9.1. Auf der Suche nach meinen Vorfahren

9.2. Meine Großeltern und Eltern an der Wolga

9.3. Deportation und Leben in Kasachstan

9.4. Mein Lebensweg in Kasachstan

9.5. Wieder zu Hause in Deutschland

Epilog

Literaturverzeichnis

Vorwort

Der Anstoß zum Schreiben dieses Buches war der Abschluss meiner langjährigen Suche nach meinen Vorfahren und insbesondere nach Informationen über die Kolonistenvergangenheit meiner Vorfahren in Dänemark vor ihrer Auswanderung nach Russland. Gleichzeitig konnte ich eine lange geplante Aktualisierung der Statistiken und des Textes meines vor sieben Jahren erschienenen Buches "Die deutschen Auswanderer im 18./19. Die Teile dieses Buches, die sich mit der Theorie des Problems und mit dem russischen Kolonisationsprojekt befassen, sind in überarbeiteter und zusammengefasster Form in das vorliegende Buch übernommen worden.
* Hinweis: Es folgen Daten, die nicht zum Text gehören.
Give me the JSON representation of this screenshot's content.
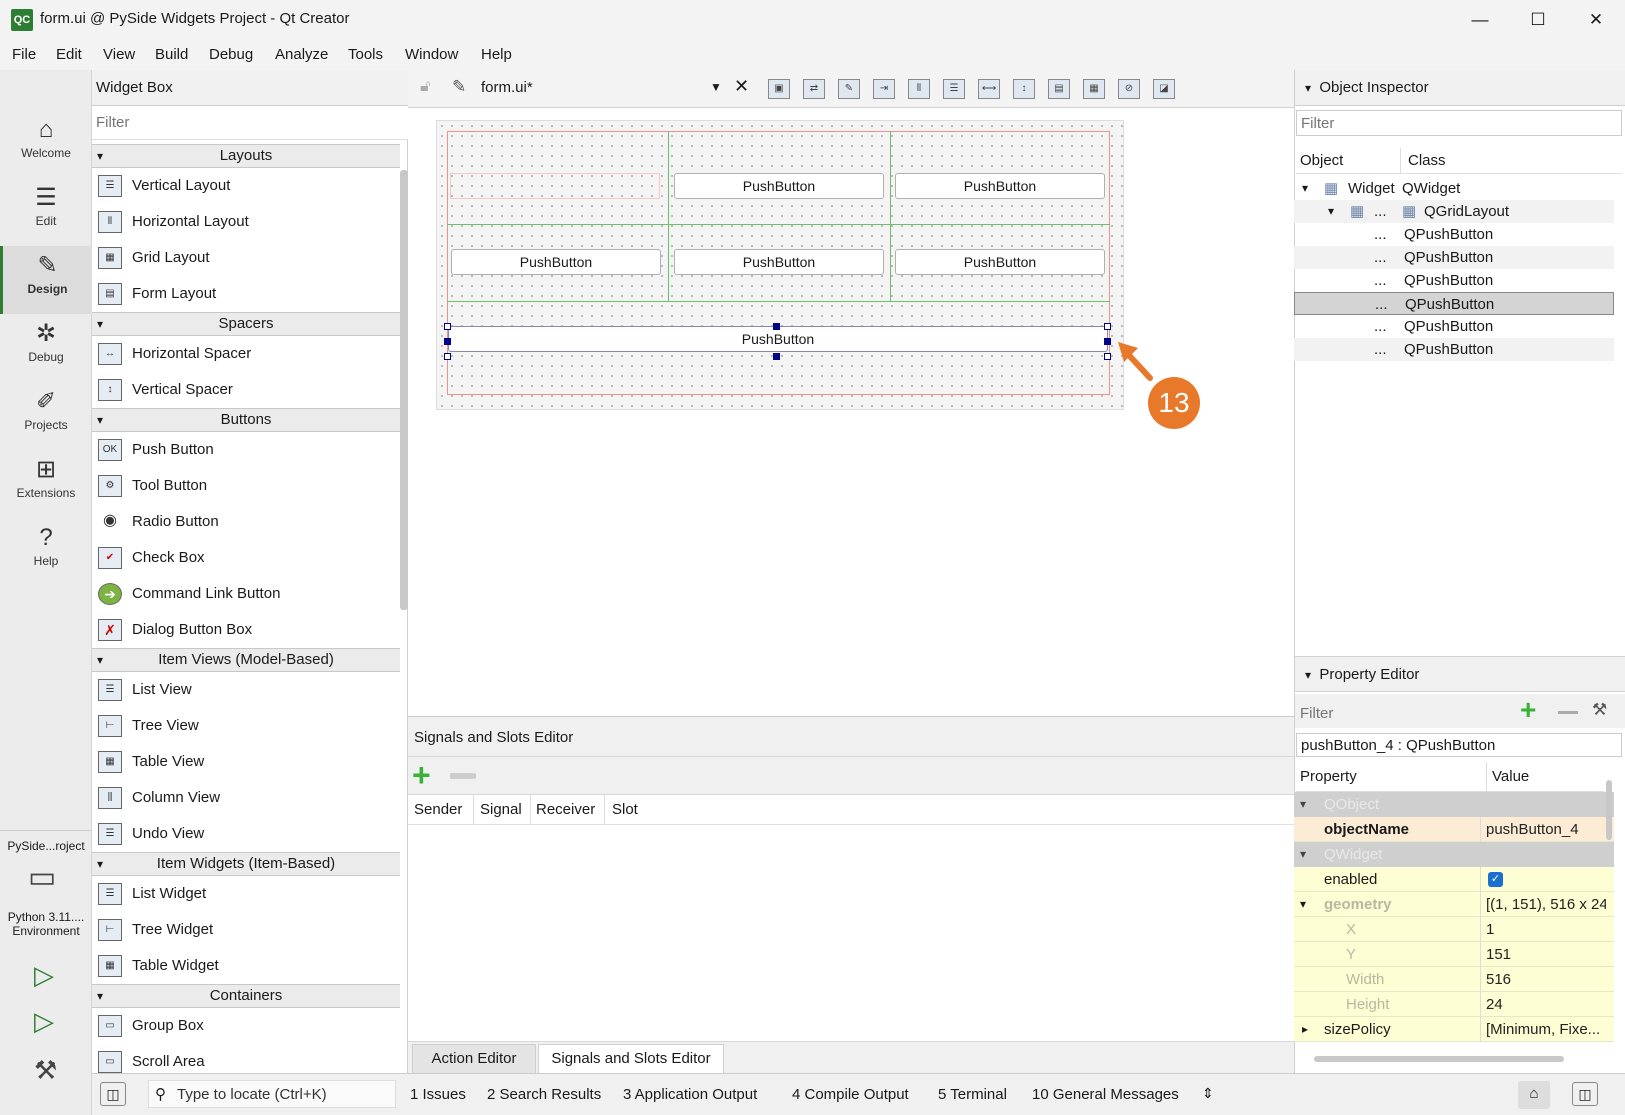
{
  "window": {
    "title": "form.ui @ PySide Widgets Project - Qt Creator",
    "app_icon": "QC",
    "minimize": "—",
    "maximize": "☐",
    "close": "✕"
  },
  "menu": [
    "File",
    "Edit",
    "View",
    "Build",
    "Debug",
    "Analyze",
    "Tools",
    "Window",
    "Help"
  ],
  "modes": [
    "Welcome",
    "Edit",
    "Design",
    "Debug",
    "Projects",
    "Extensions",
    "Help"
  ],
  "project_selector": {
    "project": "PySide...roject",
    "kit": "Python 3.11.... Environment"
  },
  "widget_box": {
    "title": "Widget Box",
    "filter_placeholder": "Filter",
    "categories": [
      {
        "name": "Layouts",
        "items": [
          "Vertical Layout",
          "Horizontal Layout",
          "Grid Layout",
          "Form Layout"
        ]
      },
      {
        "name": "Spacers",
        "items": [
          "Horizontal Spacer",
          "Vertical Spacer"
        ]
      },
      {
        "name": "Buttons",
        "items": [
          "Push Button",
          "Tool Button",
          "Radio Button",
          "Check Box",
          "Command Link Button",
          "Dialog Button Box"
        ]
      },
      {
        "name": "Item Views (Model-Based)",
        "items": [
          "List View",
          "Tree View",
          "Table View",
          "Column View",
          "Undo View"
        ]
      },
      {
        "name": "Item Widgets (Item-Based)",
        "items": [
          "List Widget",
          "Tree Widget",
          "Table Widget"
        ]
      },
      {
        "name": "Containers",
        "items": [
          "Group Box",
          "Scroll Area"
        ]
      }
    ]
  },
  "editor": {
    "document": "form.ui*"
  },
  "form": {
    "buttons": [
      "PushButton",
      "PushButton",
      "PushButton",
      "PushButton",
      "PushButton",
      "PushButton"
    ]
  },
  "callout": {
    "number": "13",
    "color": "#e8792b"
  },
  "signals_slots": {
    "title": "Signals and Slots Editor",
    "columns": [
      "Sender",
      "Signal",
      "Receiver",
      "Slot"
    ],
    "tabs": [
      "Action Editor",
      "Signals and Slots Editor"
    ]
  },
  "object_inspector": {
    "title": "Object Inspector",
    "filter_placeholder": "Filter",
    "columns": [
      "Object",
      "Class"
    ],
    "rows": [
      {
        "object": "Widget",
        "class": "QWidget"
      },
      {
        "object": "...",
        "class": "QGridLayout"
      },
      {
        "object": "...",
        "class": "QPushButton"
      },
      {
        "object": "...",
        "class": "QPushButton"
      },
      {
        "object": "...",
        "class": "QPushButton"
      },
      {
        "object": "...",
        "class": "QPushButton"
      },
      {
        "object": "...",
        "class": "QPushButton"
      },
      {
        "object": "...",
        "class": "QPushButton"
      }
    ]
  },
  "property_editor": {
    "title": "Property Editor",
    "filter_placeholder": "Filter",
    "selected": "pushButton_4 : QPushButton",
    "columns": [
      "Property",
      "Value"
    ],
    "sections": [
      "QObject",
      "QWidget"
    ],
    "rows": [
      {
        "property": "objectName",
        "value": "pushButton_4"
      },
      {
        "property": "enabled",
        "value": ""
      },
      {
        "property": "geometry",
        "value": "[(1, 151), 516 x 24]"
      },
      {
        "property": "X",
        "value": "1"
      },
      {
        "property": "Y",
        "value": "151"
      },
      {
        "property": "Width",
        "value": "516"
      },
      {
        "property": "Height",
        "value": "24"
      },
      {
        "property": "sizePolicy",
        "value": "[Minimum, Fixe..."
      }
    ]
  },
  "statusbar": {
    "locate_placeholder": "Type to locate (Ctrl+K)",
    "panes": [
      "1  Issues",
      "2  Search Results",
      "3  Application Output",
      "4  Compile Output",
      "5  Terminal",
      "10  General Messages"
    ]
  }
}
Die Informationen über die dänische Vergangenheit meiner Vorfahren als Kolonisten veranlassten mich, die Geschichte der deutschen Auswanderung nach Dänemark unter die Lupe zu nehmen. Es stellte sich schnell heraus, dass diese Ereignisse recht gut erforscht und in zwei grundlegenden Büchern ausführlich beschrieben sind. Das erste, ein Lebenswerk von Otto Clausen, heißt „Chronik der Heide- und Moorkolonisation im Herzogtum Schleswig (1760-1765)“ und beeindruckt den Leser auf Anhieb mit 895 fein gedruckten Seiten. Das Buch beschreibt detailliert die gesamte Geschichte und Auswanderung der deutschen Kolonisten nach Dänemark im 18. Jahrhundert. Das Ganze basiert auf jahrzehntelangen Recherchen von hunderten von Dokumenten aus allen verfügbaren Quellen, bekannten Veröffentlichungen und Forschungen zu diesem Thema.

Das zweite Buch „Die Einwanderung deutscher Kolonisten nach Dänemark und ihre weitere Auswanderung nach Russland in den Jahren 1759-1766“ wurde von Dr. Alexander Eichhorn, einem deutschen Autor aus Kasachstan, und Dr. Jacob Eichhorn und Mary Eichhorn aus den USA herausgegeben. Das Buch, das in deutscher und englischer Sprache erschienen ist, stellt eine wichtige Neuerscheinung in der Literatur über die Geschichte der deutschen Kolonisten dar. Unter anderen wichtigen Informationen über die dänische Heidekolonisation sind die Transportlisten nach Jütland und dem Herzogtum Schleswig mit Tausenden von Namen der deutschen Kolonisten aufgeführt. Zum ersten Mal werden auch die Namen der Kolonisten veröffentlicht, die weiter nach Russland ausgewandert sind, was das Buch besonders bei den sogenannten Russlanddeutschen begehrt macht.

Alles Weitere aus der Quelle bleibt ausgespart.